We use Tycho's process.read_linear()
function to extract the actual value from
the memory of our target process.
h_address = after["FileHandle"]["value"]
new_handle = struct.unpack("<Q",process.read_linear(h_address, 8))[0]
The file path itself is automatically provided by the system call interpretation and can be retrieved the following way.
file_path = before["ObjectAttributes"]["tracked"]["value"]["ObjectName"]["tracked"]["value"]["content"]
Finally, we add the new key (new_handle
) / value (file_path
) pair to the
handle_dict
and print the output.
hd.update({new_handle: file_path})
print_event(name, ts, new_handle, hd[new_handle])
To show another example, following is the implementation of handle_nt_write_file()
.
def handle_nt_write_file(sys_call_param, process, ts, hd):
""" Check if the system call was executed successfully and if the handle
is present in handle_dict. Print the handle, the time when it
was written in the file and the path to the file.
Keyword arguments:
process : tycho process
sys_call_param : The return value from handle_syscall_event with
in / out_parameters, return_value and name
ts : timestamp
hd : handle_dict with key: handle value: file path
"""
if name == "NtWriteFile" and s_return == 0:
file_handle = before["FileHandle"]["value"]
if file_handle in hd:
print_event(name, ts, file_handle, hd[file_handle])
Because NtWriteFile
receives the file handle as an input parameter, we can directly
retrieve its value from the system call interpretation.

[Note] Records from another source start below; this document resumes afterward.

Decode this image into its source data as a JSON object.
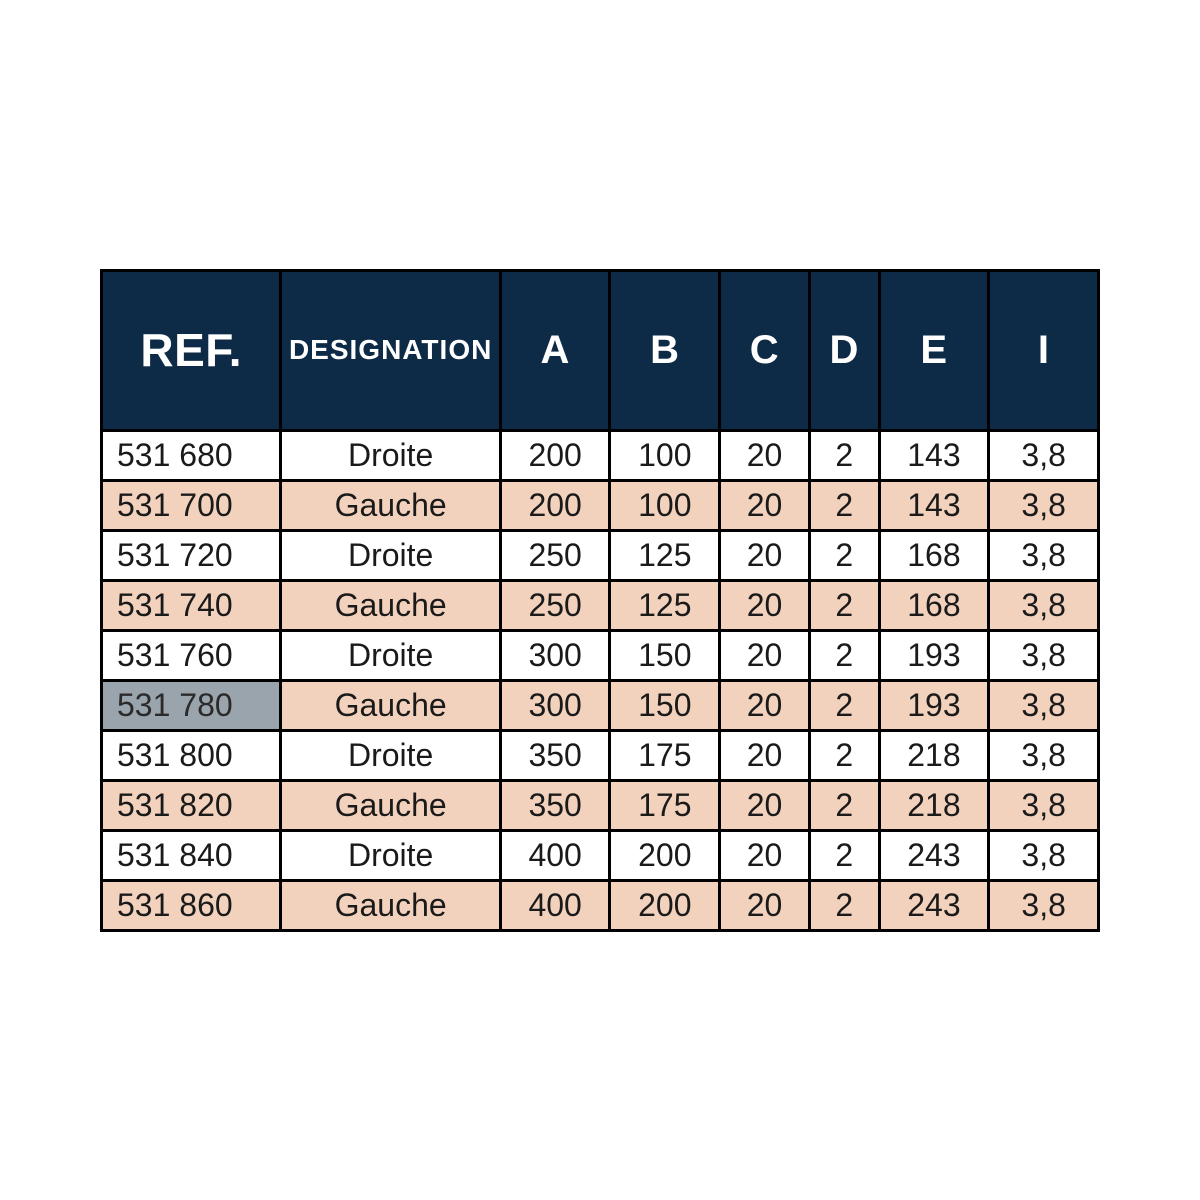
{
  "colors": {
    "header_bg": "#0d2a46",
    "header_fg": "#ffffff",
    "row_odd_bg": "#ffffff",
    "row_even_bg": "#f3d2bd",
    "highlight_bg": "#9aa4ac",
    "border": "#000000"
  },
  "table": {
    "columns": [
      {
        "key": "ref",
        "label": "REF.",
        "class": "col-ref"
      },
      {
        "key": "des",
        "label": "DESIGNATION",
        "class": "col-des"
      },
      {
        "key": "a",
        "label": "A",
        "class": "col-a"
      },
      {
        "key": "b",
        "label": "B",
        "class": "col-b"
      },
      {
        "key": "c",
        "label": "C",
        "class": "col-c"
      },
      {
        "key": "d",
        "label": "D",
        "class": "col-d"
      },
      {
        "key": "e",
        "label": "E",
        "class": "col-e"
      },
      {
        "key": "i",
        "label": "I",
        "class": "col-i"
      }
    ],
    "rows": [
      {
        "ref": "531 680",
        "des": "Droite",
        "a": "200",
        "b": "100",
        "c": "20",
        "d": "2",
        "e": "143",
        "i": "3,8"
      },
      {
        "ref": "531 700",
        "des": "Gauche",
        "a": "200",
        "b": "100",
        "c": "20",
        "d": "2",
        "e": "143",
        "i": "3,8"
      },
      {
        "ref": "531 720",
        "des": "Droite",
        "a": "250",
        "b": "125",
        "c": "20",
        "d": "2",
        "e": "168",
        "i": "3,8"
      },
      {
        "ref": "531 740",
        "des": "Gauche",
        "a": "250",
        "b": "125",
        "c": "20",
        "d": "2",
        "e": "168",
        "i": "3,8"
      },
      {
        "ref": "531 760",
        "des": "Droite",
        "a": "300",
        "b": "150",
        "c": "20",
        "d": "2",
        "e": "193",
        "i": "3,8"
      },
      {
        "ref": "531 780",
        "des": "Gauche",
        "a": "300",
        "b": "150",
        "c": "20",
        "d": "2",
        "e": "193",
        "i": "3,8",
        "highlight_ref": true
      },
      {
        "ref": "531 800",
        "des": "Droite",
        "a": "350",
        "b": "175",
        "c": "20",
        "d": "2",
        "e": "218",
        "i": "3,8"
      },
      {
        "ref": "531 820",
        "des": "Gauche",
        "a": "350",
        "b": "175",
        "c": "20",
        "d": "2",
        "e": "218",
        "i": "3,8"
      },
      {
        "ref": "531 840",
        "des": "Droite",
        "a": "400",
        "b": "200",
        "c": "20",
        "d": "2",
        "e": "243",
        "i": "3,8"
      },
      {
        "ref": "531 860",
        "des": "Gauche",
        "a": "400",
        "b": "200",
        "c": "20",
        "d": "2",
        "e": "243",
        "i": "3,8"
      }
    ]
  }
}
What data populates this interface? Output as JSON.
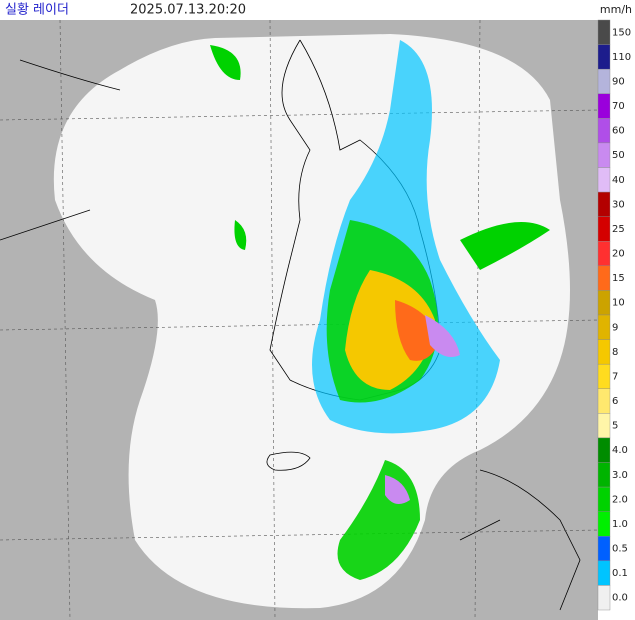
{
  "header": {
    "title": "실황 레이더",
    "time": "2025.07.13.20:20",
    "unit": "mm/h"
  },
  "legend": {
    "items": [
      {
        "label": "150",
        "color": "#4a4a4a"
      },
      {
        "label": "110",
        "color": "#1c1c8c"
      },
      {
        "label": "90",
        "color": "#b4b4dc"
      },
      {
        "label": "70",
        "color": "#9a00dc"
      },
      {
        "label": "60",
        "color": "#b04ee8"
      },
      {
        "label": "50",
        "color": "#c98af0"
      },
      {
        "label": "40",
        "color": "#e0bcf7"
      },
      {
        "label": "30",
        "color": "#b30000"
      },
      {
        "label": "25",
        "color": "#d40000"
      },
      {
        "label": "20",
        "color": "#ff3030"
      },
      {
        "label": "15",
        "color": "#ff6a1a"
      },
      {
        "label": "10",
        "color": "#cca300"
      },
      {
        "label": "9",
        "color": "#e0b400"
      },
      {
        "label": "8",
        "color": "#f5c800"
      },
      {
        "label": "7",
        "color": "#ffdc1f"
      },
      {
        "label": "6",
        "color": "#ffe86e"
      },
      {
        "label": "5",
        "color": "#fff5a8"
      },
      {
        "label": "4.0",
        "color": "#008c00"
      },
      {
        "label": "3.0",
        "color": "#00b400"
      },
      {
        "label": "2.0",
        "color": "#00d200"
      },
      {
        "label": "1.0",
        "color": "#00f000"
      },
      {
        "label": "0.5",
        "color": "#0060ff"
      },
      {
        "label": "0.1",
        "color": "#00c4ff"
      },
      {
        "label": "0.0",
        "color": "#f0f0f0"
      }
    ]
  }
}
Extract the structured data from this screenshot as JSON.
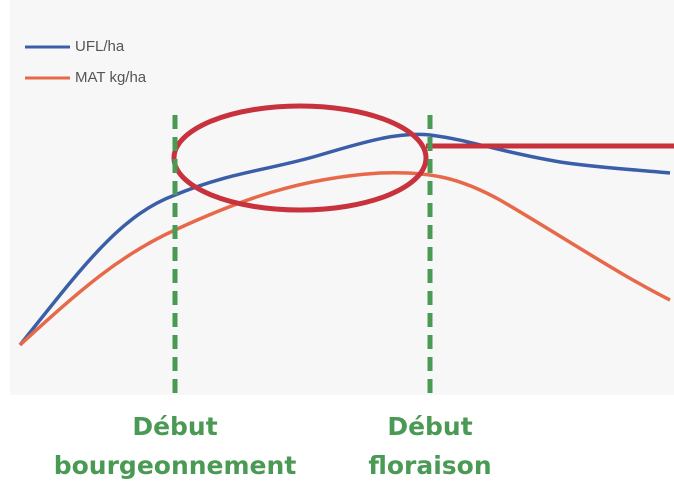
{
  "legend": [
    {
      "name": "UFL/ha",
      "color": "#3a5fa8"
    },
    {
      "name": "MAT kg/ha",
      "color": "#e8694a"
    }
  ],
  "stages": [
    {
      "line1": "Début",
      "line2": "bourgeonnement"
    },
    {
      "line1": "Début",
      "line2": "floraison"
    }
  ]
}
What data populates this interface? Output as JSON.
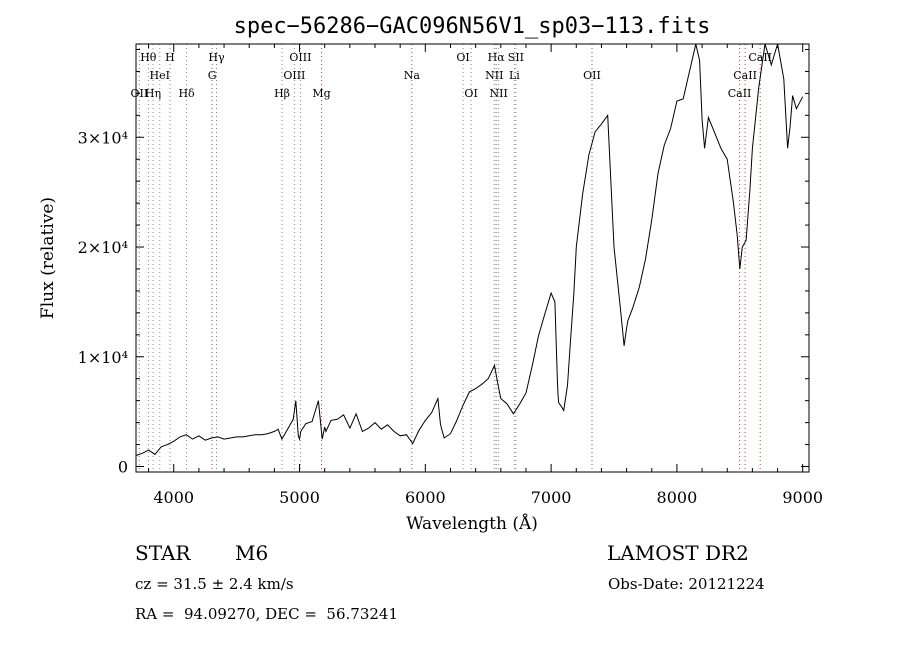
{
  "chart_data": {
    "type": "line",
    "title": "spec−56286−GAC096N56V1_sp03−113.fits",
    "xlabel": "Wavelength (Å)",
    "ylabel": "Flux (relative)",
    "xlim": [
      3700,
      9050
    ],
    "ylim": [
      -500,
      38500
    ],
    "xticks": [
      4000,
      5000,
      6000,
      7000,
      8000,
      9000
    ],
    "yticks": [
      {
        "value": 0,
        "label": "0"
      },
      {
        "value": 10000,
        "label": "1×10⁴"
      },
      {
        "value": 20000,
        "label": "2×10⁴"
      },
      {
        "value": 30000,
        "label": "3×10⁴"
      }
    ],
    "grid": false,
    "lines": [
      {
        "name": "Hθ",
        "x": 3798,
        "row": 0,
        "color": "#888888"
      },
      {
        "name": "H",
        "x": 3970,
        "row": 0,
        "color": "#888888"
      },
      {
        "name": "Hγ",
        "x": 4340,
        "row": 0,
        "color": "#888888"
      },
      {
        "name": "OIII",
        "x": 5007,
        "row": 0,
        "color": "#888888"
      },
      {
        "name": "OI",
        "x": 6300,
        "row": 0,
        "color": "#888888"
      },
      {
        "name": "Hα",
        "x": 6563,
        "row": 0,
        "color": "#c04040"
      },
      {
        "name": "SII",
        "x": 6720,
        "row": 0,
        "color": "#888888"
      },
      {
        "name": "CaII",
        "x": 8662,
        "row": 0,
        "color": "#c04040"
      },
      {
        "name": "HeI",
        "x": 3889,
        "row": 1,
        "color": "#888888"
      },
      {
        "name": "G",
        "x": 4305,
        "row": 1,
        "color": "#c04040"
      },
      {
        "name": "OIII",
        "x": 4959,
        "row": 1,
        "color": "#888888"
      },
      {
        "name": "Na",
        "x": 5893,
        "row": 1,
        "color": "#c04040"
      },
      {
        "name": "NII",
        "x": 6548,
        "row": 1,
        "color": "#888888"
      },
      {
        "name": "Li",
        "x": 6708,
        "row": 1,
        "color": "#888888"
      },
      {
        "name": "OII",
        "x": 7325,
        "row": 1,
        "color": "#c04040"
      },
      {
        "name": "CaII",
        "x": 8542,
        "row": 1,
        "color": "#c04040"
      },
      {
        "name": "OII",
        "x": 3727,
        "row": 2,
        "color": "#888888"
      },
      {
        "name": "Hη",
        "x": 3835,
        "row": 2,
        "color": "#888888"
      },
      {
        "name": "Hδ",
        "x": 4102,
        "row": 2,
        "color": "#888888"
      },
      {
        "name": "Hβ",
        "x": 4861,
        "row": 2,
        "color": "#888888"
      },
      {
        "name": "Mg",
        "x": 5175,
        "row": 2,
        "color": "#c04040"
      },
      {
        "name": "OI",
        "x": 6364,
        "row": 2,
        "color": "#888888"
      },
      {
        "name": "NII",
        "x": 6583,
        "row": 2,
        "color": "#888888"
      },
      {
        "name": "CaII",
        "x": 8498,
        "row": 2,
        "color": "#c04040"
      }
    ],
    "series": [
      {
        "x": [
          3700,
          3750,
          3800,
          3850,
          3900,
          3950,
          4000,
          4050,
          4100,
          4150,
          4200,
          4250,
          4300,
          4350,
          4400,
          4450,
          4500,
          4550,
          4600,
          4650,
          4700,
          4750,
          4800,
          4830,
          4860,
          4900,
          4950,
          4970,
          4990,
          5000,
          5010,
          5050,
          5100,
          5150,
          5180,
          5200,
          5210,
          5250,
          5300,
          5350,
          5400,
          5450,
          5500,
          5550,
          5600,
          5650,
          5700,
          5750,
          5800,
          5850,
          5900,
          5950,
          6000,
          6050,
          6100,
          6120,
          6130,
          6150,
          6200,
          6250,
          6300,
          6350,
          6400,
          6450,
          6500,
          6550,
          6580,
          6600,
          6650,
          6700,
          6750,
          6800,
          6850,
          6900,
          6950,
          7000,
          7030,
          7050,
          7055,
          7060,
          7080,
          7100,
          7130,
          7150,
          7180,
          7200,
          7250,
          7300,
          7350,
          7400,
          7450,
          7500,
          7550,
          7580,
          7600,
          7610,
          7650,
          7700,
          7750,
          7800,
          7850,
          7900,
          7950,
          8000,
          8050,
          8100,
          8150,
          8180,
          8200,
          8220,
          8250,
          8300,
          8350,
          8400,
          8450,
          8480,
          8500,
          8520,
          8550,
          8580,
          8600,
          8650,
          8700,
          8750,
          8800,
          8850,
          8880,
          8900,
          8920,
          8950,
          9000
        ],
        "y": [
          1000,
          1200,
          1500,
          1100,
          1800,
          2000,
          2300,
          2700,
          2900,
          2500,
          2800,
          2400,
          2600,
          2700,
          2500,
          2600,
          2700,
          2700,
          2800,
          2900,
          2900,
          3000,
          3200,
          3400,
          2500,
          3300,
          4300,
          6000,
          2800,
          2500,
          3200,
          3900,
          4100,
          6000,
          2500,
          3600,
          3200,
          4200,
          4300,
          4700,
          3500,
          4800,
          3200,
          3500,
          4000,
          3400,
          3800,
          3200,
          2800,
          2900,
          2100,
          3300,
          4200,
          4900,
          6200,
          3900,
          3400,
          2600,
          3000,
          4200,
          5600,
          6800,
          7100,
          7500,
          8000,
          9200,
          7300,
          6200,
          5700,
          4800,
          5700,
          6700,
          9200,
          11900,
          13900,
          15800,
          15000,
          7800,
          6600,
          5800,
          5500,
          5100,
          7400,
          10800,
          15700,
          20000,
          24800,
          28400,
          30500,
          31200,
          32000,
          20000,
          14500,
          11000,
          12600,
          13300,
          14500,
          16300,
          18900,
          22500,
          26700,
          29300,
          30800,
          33300,
          33500,
          36000,
          39000,
          37000,
          31600,
          29000,
          31800,
          30400,
          29000,
          28000,
          24000,
          21000,
          18000,
          20000,
          20600,
          25200,
          29000,
          34500,
          38900,
          36600,
          39000,
          35300,
          29000,
          31000,
          33800,
          32600,
          33700
        ]
      }
    ]
  },
  "info": {
    "object_class": "STAR",
    "subclass": "M6",
    "survey": "LAMOST DR2",
    "cz": "cz = 31.5 ± 2.4 km/s",
    "obs_date": "Obs-Date: 20121224",
    "coords": "RA =  94.09270, DEC =  56.73241"
  }
}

Now we test if this file_handle
already exists in handle_dict
.
If it is present, the file_handle
and the corresponding
file path is printed.
For the other system calls, the behavior of the handle functions is similar.
Result
After a few minutes we get a result like this for Pafish:
[11:16:26]: handle: 176 NtCreateFile : pafish.log
[11:16:27]: handle: 176 NtWriteFile : pafish.log
[11:16:27]: handle: 176 NtClose : pafish.log
[11:16:27]: handle: 176 NtCreateFile : hi_CPU_VM_rdtsc_force_vm_exit
[11:16:27]: handle: 176 NtClose : hi_CPU_VM_rdtsc_force_vm_exit
[11:16:29]: handle: 176 NtCreateFile : pafish.log
[11:16:30]: handle: 176 NtWriteFile : pafish.log
[11:16:30]: handle: 176 NtClose : pafish.log
[11:16:30]: handle: 176 NtCreateFile : hi_sandbox_mouse_act
[11:16:31]: handle: 176 NtClose : hi_sandbox_mouse_act
[11:16:32]: handle: 208 NtOpenFile : \??\C:\
[11:16:32]: handle: 208 NtClose : \??\C:\
[11:16:33]: handle: 208 NtCreateFile : hi_sandbox_drive_size2
[11:16:34]: handle: 208 NtClose : hi_sandbox_drive_size2
[11:16:34]: handle: 208 NtCreateFile : pafish.log
[11:16:35]: handle: 208 NtWriteFile : pafish.log
[11:16:35]: handle: 208 NtClose : pafish.log
[11:16:35]: handle: 208 NtCreateFile : hi_sandbox_NumberOfProcessors_less_2_raw
[11:16:36]: handle: 208 NtClose : hi_sandbox_NumberOfProcessors_less_2_raw
[11:16:36]: handle: 208 NtCreateFile : pafish.log
[11:16:36]: handle: 208 NtWriteFile : pafish.log
[11:16:37]: handle: 208 NtClose : pafish.log
[11:16:37]: handle: 208 NtCreateFile : hi_sandbox_NumberOfProcessors_less_2_GetSystemInfo
[11:16:37]: handle: 208 NtClose : hi_sandbox_NumberOfProcessors_less_2_GetSystemInfo
[11:16:37]: handle: 212 NtCreateFile : \??\Nsi
[11:16:38]: handle: 216 NtOpenFile : \??\C:\Windows\SysWOW64\dhcpcsvc6.DLL
[11:16:39]: handle: 216 NtClose : \??\C:\Windows\SysWOW64\dhcpcsvc6.DLL
[11:16:39]: handle: 264 NtOpenFile : \??\C:\Windows\SysWOW64\dhcpcsvc.DLL
[11:16:39]: handle: 264 NtClose : \??\C:\Windows\SysWOW64\dhcpcsvc.DLL
...
It's a very easy way to see correlations or a specific behavior e.g.
- deletion of files with certain extensions
- creation of deep file paths
- newly created files
- downloaded files
Summary
By applying small changes you can easily extend the functionality from this file tracker e.g.
- You can also output the content of
NtWriteFile
and read files that only existed for a short time. - Limit analysis to specific folders or files.
- Add system calls to see which registry changes have been made.
- Adding a function to create a log file.